Eventually, it came the time in a young man's life and I bought my first album, well, actually my younger brother and I combined our savings and we, together, bought our first album…Michael Jackson's Thriller, heaven forgive me, but no, I will not feel bad about it. It was 1983, we had just moved to a new town and Motown was celebrating an anniversary and the Jacksons performed, and Michael introduced the Moonwalk. Jeffery and I took our change, rode our bicycles to the local music store and we purchased the album. We used the family stereo, now moved from the Elvis lip syncing (strange MJ and the King's little Princess Lisa Marie [my childhood crush, and fantasy Sugar Momma] would later marry) days of our Breese, Illinois home to our new place across from the abandoned hat factory, the music of Motown was flowing into our home. My father wasn't happy about it; raised by a bigoted father and grandparents, Pops wasn't a fan of the music, nor it's affect on our culture, he believed, Archie Bunker-style, to stick to the classics.
It wasn't too many years and I got my next significant album, from one of my best friends, a cassette of the Ghostbusters soundtrack. The saying "soundtrack" of my life is so true; we each have our own soundtrack, unique to us. Music gives us that. I worked, if you could call it that, as a disc jokey a few times, working parties in German-Greek neighborhood bars and American Sports Bars, and I learned from my mentor, a crazy mad man in his own right, that music touches on deep emotions. A song, just the hint of it, the first few notes, can transport you back to a place in your life, you see that moment, that time frame, almost like through a crystal ball, the clouds of years having hid it from daily use. We get entrapped with our lives we forget the music of our youth. My children, thank them so much and bless their hearts, have introduced me to newer music, but of course, by me liking the songs it ruins it for them. Robin Thicke is cool until Dad wants to sing the song. That Korean lepruchan was cool until Mom and Dad start doing the Gamora Dance, or whatever it was called. From the Macarena and the Electric Slide to the Cotton-Eyed Joe, the dances and the music have only changed the performers and the beats, but the music lives in; from the plastic bands, the pre-fabricated industry controlled Uzbekistan's Got Music Challenges to the garage musicians, teenagers trying to make a break for themselves. Music moves our lives.

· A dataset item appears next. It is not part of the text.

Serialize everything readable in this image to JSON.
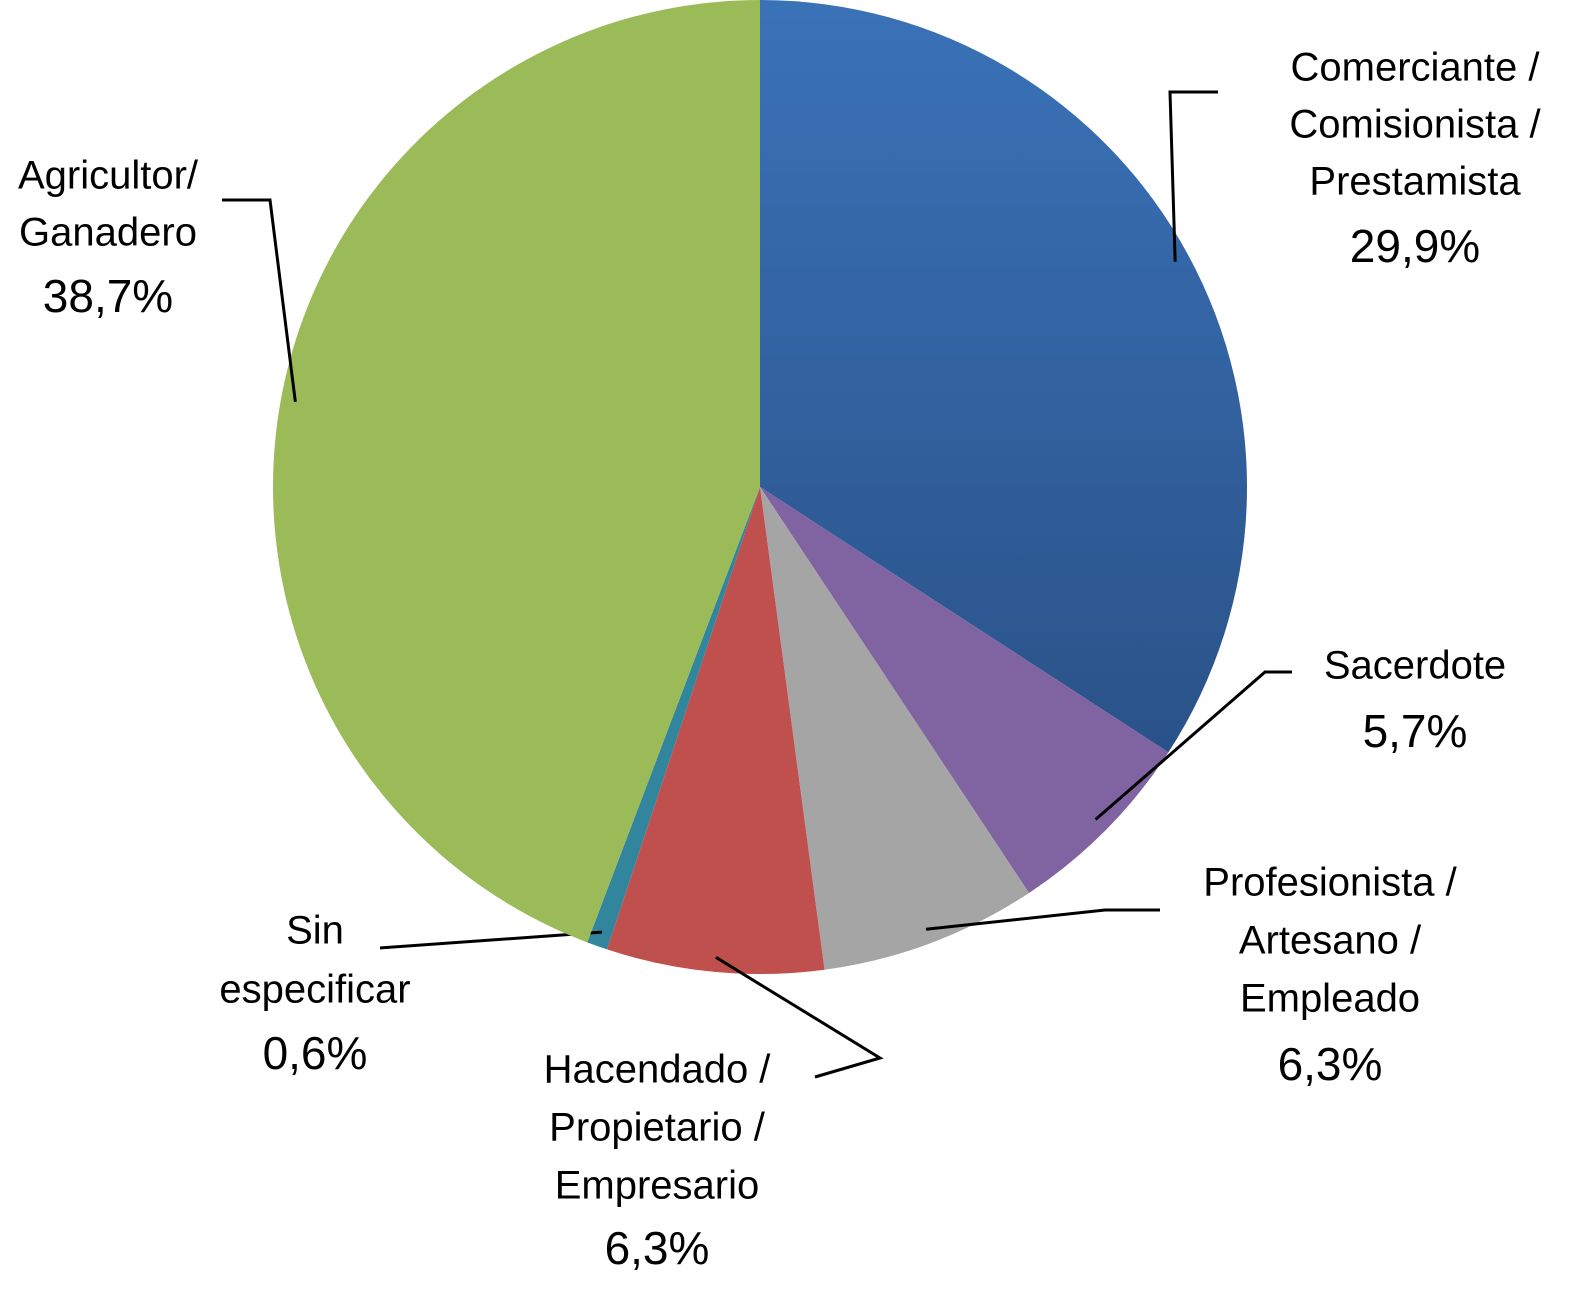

I went to many concerts; The Monkees (my first, with my Home Economics teacher), U2 the year the Cardinals had won a World Series and Bono came onstage in a red, Cardinals jacket, there was Nazareth and Kansas in a German School Gymnasium, .38 Special in a bar called (no kidding) The Flaming Mug, Night Ranger, Steve Miller Band, Waylon Jennings, Dwight Yoakum, but the greatest concert experience was The Rolling Stones. Again, music drove my life, my German girlfriend was a fan, bought tickets to the show at the Munich Olympic Stadium. I listened to every album the Stones had recorded; I found gems I had never heard of, I was well versed in every song they had produced. The concert was insane. The performance inspired. I will never forget, well…maybe should say, I hope to never forget. Today, having drifted away from my love of music of late…hearing the strains of Honky Tonk Woman will make me want to belt out in song. I've done karaoke in my younger days, I've performed on stage with musicians…I cannot carry a note in a bucket with a handle, but the fire is in me. The music is in me. The music is in all of us. We carry it, inside, the song of our people, the song of our lives, the song of our journey.
So, very long post extremely overdone, I am most thankful for Music…and the role it has always played in my life.